'Free World Games' face high hurdles
Boston
A long lane of hurdles could block President Carter's sprinting effort to support an alternative "Free World Olympics" for athletes from nations boycotting the Summer Games in Moscow.
Since the the Kremlin paid no heed to Mr. Carter's deadline for withdrawal of Soviet troops from Afghanistan by Feb. 20, the United States now is committed to finding a site -- or sites -- for an alternate form of competition among the three dozen or so countries that have told the White House they will likely not participate in 1980 Summer Olympics.
But a major hurdle to holding such a counter-competition, contend private American athletic officials, is the unlikelihood of getting approval for such an event from each of the international federations that tightly control amateur athletics in the 26 sports staged at the Olympics.
In track and field, for instance, the US would have to get a majority of the nations in the International Amateur Athletic Federation to agree to allow the alternative games.

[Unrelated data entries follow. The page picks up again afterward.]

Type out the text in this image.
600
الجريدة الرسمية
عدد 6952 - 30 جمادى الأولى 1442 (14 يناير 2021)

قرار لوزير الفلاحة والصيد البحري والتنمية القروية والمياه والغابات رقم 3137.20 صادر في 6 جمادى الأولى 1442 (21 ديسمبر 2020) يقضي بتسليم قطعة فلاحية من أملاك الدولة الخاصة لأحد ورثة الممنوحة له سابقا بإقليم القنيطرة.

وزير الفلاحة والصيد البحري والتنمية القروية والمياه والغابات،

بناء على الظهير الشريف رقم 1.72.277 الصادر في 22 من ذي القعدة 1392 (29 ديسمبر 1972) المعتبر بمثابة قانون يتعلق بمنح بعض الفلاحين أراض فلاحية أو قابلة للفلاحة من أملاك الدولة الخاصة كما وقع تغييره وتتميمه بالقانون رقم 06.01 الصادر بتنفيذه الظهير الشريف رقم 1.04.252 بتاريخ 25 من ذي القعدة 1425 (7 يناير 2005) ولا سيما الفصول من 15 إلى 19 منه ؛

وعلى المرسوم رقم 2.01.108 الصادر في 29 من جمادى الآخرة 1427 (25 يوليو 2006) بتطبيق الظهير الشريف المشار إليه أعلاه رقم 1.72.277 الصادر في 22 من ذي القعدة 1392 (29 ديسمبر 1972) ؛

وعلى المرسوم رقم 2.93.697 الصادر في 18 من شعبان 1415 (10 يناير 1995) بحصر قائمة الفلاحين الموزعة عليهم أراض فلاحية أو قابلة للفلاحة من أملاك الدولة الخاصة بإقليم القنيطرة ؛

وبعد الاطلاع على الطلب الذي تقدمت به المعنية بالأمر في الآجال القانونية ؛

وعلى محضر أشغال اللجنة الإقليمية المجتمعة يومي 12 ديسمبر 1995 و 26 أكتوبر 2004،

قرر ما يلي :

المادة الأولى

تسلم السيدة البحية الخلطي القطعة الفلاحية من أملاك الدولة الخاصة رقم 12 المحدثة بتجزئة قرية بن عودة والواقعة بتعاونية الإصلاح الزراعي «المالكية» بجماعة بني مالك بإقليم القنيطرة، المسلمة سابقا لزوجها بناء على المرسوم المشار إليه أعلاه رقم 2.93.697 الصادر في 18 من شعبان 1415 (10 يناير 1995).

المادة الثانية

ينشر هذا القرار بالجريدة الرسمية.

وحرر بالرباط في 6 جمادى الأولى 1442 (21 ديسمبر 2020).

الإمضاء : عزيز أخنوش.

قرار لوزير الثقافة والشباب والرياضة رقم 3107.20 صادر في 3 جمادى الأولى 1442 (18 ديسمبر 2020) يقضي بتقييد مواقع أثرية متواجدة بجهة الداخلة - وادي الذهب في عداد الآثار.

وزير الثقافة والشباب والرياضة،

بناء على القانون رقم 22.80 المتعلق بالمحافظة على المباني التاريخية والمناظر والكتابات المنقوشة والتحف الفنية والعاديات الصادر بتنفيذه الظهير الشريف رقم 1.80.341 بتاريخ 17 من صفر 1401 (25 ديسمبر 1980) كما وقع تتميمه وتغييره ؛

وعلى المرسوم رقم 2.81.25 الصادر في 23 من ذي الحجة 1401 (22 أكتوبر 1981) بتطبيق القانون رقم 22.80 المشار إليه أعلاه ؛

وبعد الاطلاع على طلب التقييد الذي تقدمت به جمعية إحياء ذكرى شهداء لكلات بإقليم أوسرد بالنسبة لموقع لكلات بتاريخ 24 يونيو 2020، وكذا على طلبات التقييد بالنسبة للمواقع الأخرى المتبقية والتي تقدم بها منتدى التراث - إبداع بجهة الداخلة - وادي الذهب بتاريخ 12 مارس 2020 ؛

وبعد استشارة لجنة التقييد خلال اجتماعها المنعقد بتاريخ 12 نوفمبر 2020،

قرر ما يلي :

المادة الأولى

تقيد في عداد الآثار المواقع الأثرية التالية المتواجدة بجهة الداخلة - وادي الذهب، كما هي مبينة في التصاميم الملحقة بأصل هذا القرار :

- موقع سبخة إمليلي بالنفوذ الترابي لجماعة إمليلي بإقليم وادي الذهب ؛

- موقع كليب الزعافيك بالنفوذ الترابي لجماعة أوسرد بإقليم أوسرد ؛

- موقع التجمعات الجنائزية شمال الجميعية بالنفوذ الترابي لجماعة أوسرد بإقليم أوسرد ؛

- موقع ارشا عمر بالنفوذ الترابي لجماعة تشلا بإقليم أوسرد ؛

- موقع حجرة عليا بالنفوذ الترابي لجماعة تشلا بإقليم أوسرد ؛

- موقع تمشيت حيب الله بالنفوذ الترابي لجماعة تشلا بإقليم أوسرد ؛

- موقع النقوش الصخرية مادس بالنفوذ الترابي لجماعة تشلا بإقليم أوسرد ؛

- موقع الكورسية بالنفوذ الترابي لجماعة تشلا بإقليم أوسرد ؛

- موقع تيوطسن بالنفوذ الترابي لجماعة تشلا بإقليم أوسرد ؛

If American athletes were to participate in an international event without approval from the federations, officials say, the US could be barred from all future world competition. International rules also generally do not allow two world competitions at the same time.
Amateur athletic officials in the US are angry that President Carter did not consult them before proposing the alternative games. And they report that American athletes, their morale low because of the boycott of the Moscow games, are unlikely to be eager to compete in any alternative event this year.
In addition to the political problems, however, just the logistics of planning a new world athletic event so quickly makes it highly improbable that a "Free World Olympics" could be staged, athletic officials say. "It's more complicated than organizing a burlap-bag foot race for a Sunday picnic," one coach said. Normally, Olympic Games take six years to plan.
White House officials, however, hope to scatter the events over "three or four continents," using television to tie the games together for the fans back home. Negotiations to line up facilities are just beginning.
The leftover Olympic sites of Montreal (from 1976) and Munich (1972) are seen as possibilities, but have not been lined up yet.
For a few individual sports, finding facilities can be difficult. In weight-lifting, for instance, American officials are not sure where a stage can be found that would take 1000-pound barbells dropping on it. The $7,000 stage for the 1978 world weight-lifting championships held in Pennsylvania was dismantled and the lumber sold.
The organizer of the largest US event in track and field, James Tuppeny at the University of Pennsylvania, where the yearly Penn Relays are held for 25,000 athletes, says that sponsoring a counter-Olympics from scratch would take a year.
Several cities in the US have been suggested as sites for the games, although White House officials say they want to avoid the political implications of using US sites for a significant portion of the games. The suggested cities include Boston, Philadelphia, Honolulu, Los Angeles, and the Meadowlands in New Jersey.
In April, the US Olympic Committee will meet to decide whether to sponsor a "national sports festival" in 1980 as it has done in the past two non-Olympic years. "But as far as we're concerned, there is no alternative to the Olympics, " says committee spokesman Dennis Keegan.
Many American athletes, unsure of whether they will be competing, have stopped training, coaches say. In swimming, the Olympic trials have been canceled and a meet between West Germany and the US has been rescheduled to coincide with the Olympics in July.